The Prince told the Press Association: "It's going to be amazing, the atmosphere is going to be incredible.
"There's still a few more tickets to sell but we're just inviting people to come down and enjoy what's going to happen, it's going to be fantastic.
"Speaking to all the competitors, they're very happy, the food's great - which is what they care about - the accommodation is excellent.

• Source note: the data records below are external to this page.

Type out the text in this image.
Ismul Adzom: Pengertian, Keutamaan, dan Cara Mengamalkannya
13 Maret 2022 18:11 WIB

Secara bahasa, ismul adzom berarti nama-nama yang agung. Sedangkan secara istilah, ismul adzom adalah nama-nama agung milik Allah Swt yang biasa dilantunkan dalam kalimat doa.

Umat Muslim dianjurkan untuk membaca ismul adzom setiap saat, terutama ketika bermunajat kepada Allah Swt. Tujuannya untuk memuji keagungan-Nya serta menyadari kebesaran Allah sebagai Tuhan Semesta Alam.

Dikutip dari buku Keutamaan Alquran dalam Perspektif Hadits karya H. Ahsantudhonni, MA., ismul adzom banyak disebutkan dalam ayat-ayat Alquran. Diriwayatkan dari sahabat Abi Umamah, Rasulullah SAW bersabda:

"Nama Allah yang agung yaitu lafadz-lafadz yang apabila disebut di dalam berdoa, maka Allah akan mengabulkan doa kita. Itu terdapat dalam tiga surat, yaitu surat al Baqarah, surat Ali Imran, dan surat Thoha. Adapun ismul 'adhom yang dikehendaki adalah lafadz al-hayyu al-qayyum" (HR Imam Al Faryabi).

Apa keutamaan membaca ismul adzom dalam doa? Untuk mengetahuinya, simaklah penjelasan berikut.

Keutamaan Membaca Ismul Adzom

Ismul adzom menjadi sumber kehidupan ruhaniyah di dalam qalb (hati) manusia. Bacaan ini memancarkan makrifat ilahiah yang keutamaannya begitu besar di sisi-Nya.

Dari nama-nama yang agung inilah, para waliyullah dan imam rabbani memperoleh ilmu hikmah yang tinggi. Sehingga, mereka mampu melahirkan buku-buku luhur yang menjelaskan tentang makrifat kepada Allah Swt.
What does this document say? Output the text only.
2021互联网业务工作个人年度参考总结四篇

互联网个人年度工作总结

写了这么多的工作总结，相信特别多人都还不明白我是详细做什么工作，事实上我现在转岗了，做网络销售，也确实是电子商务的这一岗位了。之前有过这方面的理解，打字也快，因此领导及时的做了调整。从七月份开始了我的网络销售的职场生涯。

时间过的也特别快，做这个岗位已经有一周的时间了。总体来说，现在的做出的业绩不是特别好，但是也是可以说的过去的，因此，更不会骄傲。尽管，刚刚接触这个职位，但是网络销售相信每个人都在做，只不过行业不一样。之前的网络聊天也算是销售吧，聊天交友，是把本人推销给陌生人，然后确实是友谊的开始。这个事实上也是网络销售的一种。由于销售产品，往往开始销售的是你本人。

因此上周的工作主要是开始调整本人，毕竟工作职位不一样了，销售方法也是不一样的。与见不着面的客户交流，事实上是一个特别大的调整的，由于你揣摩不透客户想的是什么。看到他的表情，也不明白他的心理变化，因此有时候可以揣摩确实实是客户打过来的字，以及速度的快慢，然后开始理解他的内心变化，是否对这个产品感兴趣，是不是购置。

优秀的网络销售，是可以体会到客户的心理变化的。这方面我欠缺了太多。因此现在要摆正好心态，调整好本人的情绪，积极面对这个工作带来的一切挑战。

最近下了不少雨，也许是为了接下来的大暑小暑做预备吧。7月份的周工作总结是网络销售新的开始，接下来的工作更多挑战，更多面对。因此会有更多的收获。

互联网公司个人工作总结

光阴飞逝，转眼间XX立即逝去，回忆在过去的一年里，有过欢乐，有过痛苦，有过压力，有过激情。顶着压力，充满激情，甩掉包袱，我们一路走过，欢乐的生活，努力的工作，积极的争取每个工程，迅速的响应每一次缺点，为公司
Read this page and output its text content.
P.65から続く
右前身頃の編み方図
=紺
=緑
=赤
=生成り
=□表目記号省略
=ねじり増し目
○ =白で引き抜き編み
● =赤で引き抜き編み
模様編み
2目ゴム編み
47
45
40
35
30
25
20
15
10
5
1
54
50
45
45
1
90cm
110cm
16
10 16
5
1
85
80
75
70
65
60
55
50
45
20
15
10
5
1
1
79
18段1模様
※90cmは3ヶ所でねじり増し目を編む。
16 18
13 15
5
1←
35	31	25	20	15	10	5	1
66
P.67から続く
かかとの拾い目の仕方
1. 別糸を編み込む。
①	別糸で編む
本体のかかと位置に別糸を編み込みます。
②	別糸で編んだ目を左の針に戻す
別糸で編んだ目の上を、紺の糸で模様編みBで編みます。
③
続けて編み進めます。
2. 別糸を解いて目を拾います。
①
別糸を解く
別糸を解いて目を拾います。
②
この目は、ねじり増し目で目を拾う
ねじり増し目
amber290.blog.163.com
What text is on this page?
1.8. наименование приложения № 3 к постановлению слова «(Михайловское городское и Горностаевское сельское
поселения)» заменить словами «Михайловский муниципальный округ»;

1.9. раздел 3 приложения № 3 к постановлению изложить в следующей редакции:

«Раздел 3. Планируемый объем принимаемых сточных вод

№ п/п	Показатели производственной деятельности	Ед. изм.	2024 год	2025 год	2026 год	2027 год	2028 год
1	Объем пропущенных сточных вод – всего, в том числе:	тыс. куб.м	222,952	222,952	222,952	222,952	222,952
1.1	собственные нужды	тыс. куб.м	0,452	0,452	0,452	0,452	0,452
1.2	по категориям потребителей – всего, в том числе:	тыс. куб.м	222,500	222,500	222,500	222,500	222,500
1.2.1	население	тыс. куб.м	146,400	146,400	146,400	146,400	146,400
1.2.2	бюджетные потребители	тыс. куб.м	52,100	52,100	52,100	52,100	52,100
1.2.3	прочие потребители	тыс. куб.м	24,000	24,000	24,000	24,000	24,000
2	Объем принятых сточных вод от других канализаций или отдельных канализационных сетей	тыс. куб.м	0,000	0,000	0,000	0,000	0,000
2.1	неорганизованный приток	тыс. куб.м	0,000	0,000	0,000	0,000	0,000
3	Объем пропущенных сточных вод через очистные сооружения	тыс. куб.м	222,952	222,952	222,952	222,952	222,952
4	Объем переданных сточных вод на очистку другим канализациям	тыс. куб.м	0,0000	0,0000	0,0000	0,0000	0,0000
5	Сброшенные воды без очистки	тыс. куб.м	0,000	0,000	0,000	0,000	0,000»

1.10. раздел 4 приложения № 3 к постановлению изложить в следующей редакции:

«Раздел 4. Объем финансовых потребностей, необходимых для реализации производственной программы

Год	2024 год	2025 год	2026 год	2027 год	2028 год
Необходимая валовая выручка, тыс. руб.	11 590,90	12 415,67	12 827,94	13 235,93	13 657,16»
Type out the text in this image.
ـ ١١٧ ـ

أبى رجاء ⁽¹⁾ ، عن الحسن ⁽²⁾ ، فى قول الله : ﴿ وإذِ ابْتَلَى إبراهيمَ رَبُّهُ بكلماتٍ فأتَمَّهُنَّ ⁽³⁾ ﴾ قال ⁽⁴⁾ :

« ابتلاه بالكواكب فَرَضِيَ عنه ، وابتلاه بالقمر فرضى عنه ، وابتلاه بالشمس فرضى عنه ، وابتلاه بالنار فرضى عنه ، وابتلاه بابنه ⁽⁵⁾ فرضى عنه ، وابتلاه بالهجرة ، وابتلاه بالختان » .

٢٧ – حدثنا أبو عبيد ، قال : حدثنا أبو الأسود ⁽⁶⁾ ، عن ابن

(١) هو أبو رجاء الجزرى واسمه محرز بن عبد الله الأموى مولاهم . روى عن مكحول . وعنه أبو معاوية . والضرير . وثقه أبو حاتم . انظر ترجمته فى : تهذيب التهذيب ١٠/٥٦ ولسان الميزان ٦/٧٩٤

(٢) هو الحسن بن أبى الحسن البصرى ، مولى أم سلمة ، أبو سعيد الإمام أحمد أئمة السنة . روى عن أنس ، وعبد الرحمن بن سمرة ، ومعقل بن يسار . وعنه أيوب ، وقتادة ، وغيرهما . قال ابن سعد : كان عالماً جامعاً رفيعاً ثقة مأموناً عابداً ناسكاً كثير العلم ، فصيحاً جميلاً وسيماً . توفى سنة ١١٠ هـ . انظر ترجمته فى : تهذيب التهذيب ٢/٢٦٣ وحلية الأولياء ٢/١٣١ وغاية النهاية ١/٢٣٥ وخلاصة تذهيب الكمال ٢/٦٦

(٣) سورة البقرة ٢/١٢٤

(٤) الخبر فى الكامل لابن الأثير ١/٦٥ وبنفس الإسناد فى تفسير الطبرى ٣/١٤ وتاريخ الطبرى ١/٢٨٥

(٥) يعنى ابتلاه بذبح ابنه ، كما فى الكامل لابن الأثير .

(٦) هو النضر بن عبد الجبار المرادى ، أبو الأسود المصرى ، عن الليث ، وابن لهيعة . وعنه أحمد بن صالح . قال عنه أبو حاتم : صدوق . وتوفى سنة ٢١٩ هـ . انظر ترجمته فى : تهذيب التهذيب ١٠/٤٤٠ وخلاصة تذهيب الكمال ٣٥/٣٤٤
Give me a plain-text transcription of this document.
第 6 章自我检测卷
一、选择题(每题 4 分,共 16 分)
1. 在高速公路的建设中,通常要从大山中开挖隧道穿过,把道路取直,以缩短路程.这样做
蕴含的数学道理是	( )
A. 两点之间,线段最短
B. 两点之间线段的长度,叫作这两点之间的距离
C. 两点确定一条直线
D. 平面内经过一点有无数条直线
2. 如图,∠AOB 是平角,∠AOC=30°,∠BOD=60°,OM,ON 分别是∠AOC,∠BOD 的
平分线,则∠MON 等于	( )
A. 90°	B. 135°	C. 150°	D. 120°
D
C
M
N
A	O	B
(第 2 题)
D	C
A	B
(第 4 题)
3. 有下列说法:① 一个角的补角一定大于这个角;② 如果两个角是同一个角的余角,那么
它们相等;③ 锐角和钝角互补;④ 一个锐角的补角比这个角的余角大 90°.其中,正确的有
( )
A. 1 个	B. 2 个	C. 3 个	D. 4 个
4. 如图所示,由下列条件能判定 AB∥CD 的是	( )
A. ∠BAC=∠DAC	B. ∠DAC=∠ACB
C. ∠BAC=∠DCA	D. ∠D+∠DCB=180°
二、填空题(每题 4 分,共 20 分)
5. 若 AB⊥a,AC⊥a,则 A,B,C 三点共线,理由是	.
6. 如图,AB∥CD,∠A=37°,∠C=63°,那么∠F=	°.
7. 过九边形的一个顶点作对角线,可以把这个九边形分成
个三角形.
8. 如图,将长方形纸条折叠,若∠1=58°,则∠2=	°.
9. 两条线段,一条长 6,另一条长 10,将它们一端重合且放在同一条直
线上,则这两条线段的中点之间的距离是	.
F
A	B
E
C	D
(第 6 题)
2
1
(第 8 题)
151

Once they're over the jet-lag they just want to get going."
The London Invictus Games were held in the former Olympic park and were well received by competitors and spectators.
Harry added: "One of the hardest things is having to follow on from London.
"Naturally what we did, we went to the top straight away which we probably shouldn't have done - but this place is awesome, it's built for purpose, the weather is obviously going to be a huge factor in bringing thousands of people out."
For some of those competing in events like sitting volleyball, wheelchair basketball or athletics, the activities will not only aid their physical recovery, after losing limbs while fighting in Afghanistan, but the mental trauma they suffered.
Former US president George W Bush will present a symposium about the "invisible wounds'' of war, such as post-traumatic stress, and the Prince will join him at the start of the day-long event held before the Invictus opening ceremony.
Harry is patron of the Invictus Games Foundation, which overseas the delivery of the Games and their legacy, and he stressed they had to maintain the "brand" they had created.
With the countdown to the Toronto Invictus Games in 2017 already under way, the Prince said: "We're sorted for next year - almost sorted for the year after, and 2019 is the time we really need to start working out what's best for the brand, what's best for the blokes and everybody else as well.
"You know we've created this incredibly strong brand that means so much to so many people.
"But even if the individuals themselves have used it and therefore don't need it anymore - which is a great success - there's still a load of people, kids, all sorts of people with different adversity in their lives that this brand means so much to.
"So there's a lot of pressure on us and a lot of responsibility to make sure that we ensure the legacy post the 2018-19 games is going to be really good."
Harry stressed that an important part of the event was having the competitors' families in America, and the ESPN Wide World of Sports Complex in Orlando was chosen as the venue because it is close to Disney attractions which would appeal to relatives.
He added: "Obviously anybody else in this position would think growth, growth, growth - big, big, big, big - but it's not what it's about.
"If we can encourage more and more people to hear about it, know about it, watch it on television then that's fine.
"This has to be about the competitors and their families and the kids having fun in Disney world while the guys can concentrate on winning medals and supporting their team-mates."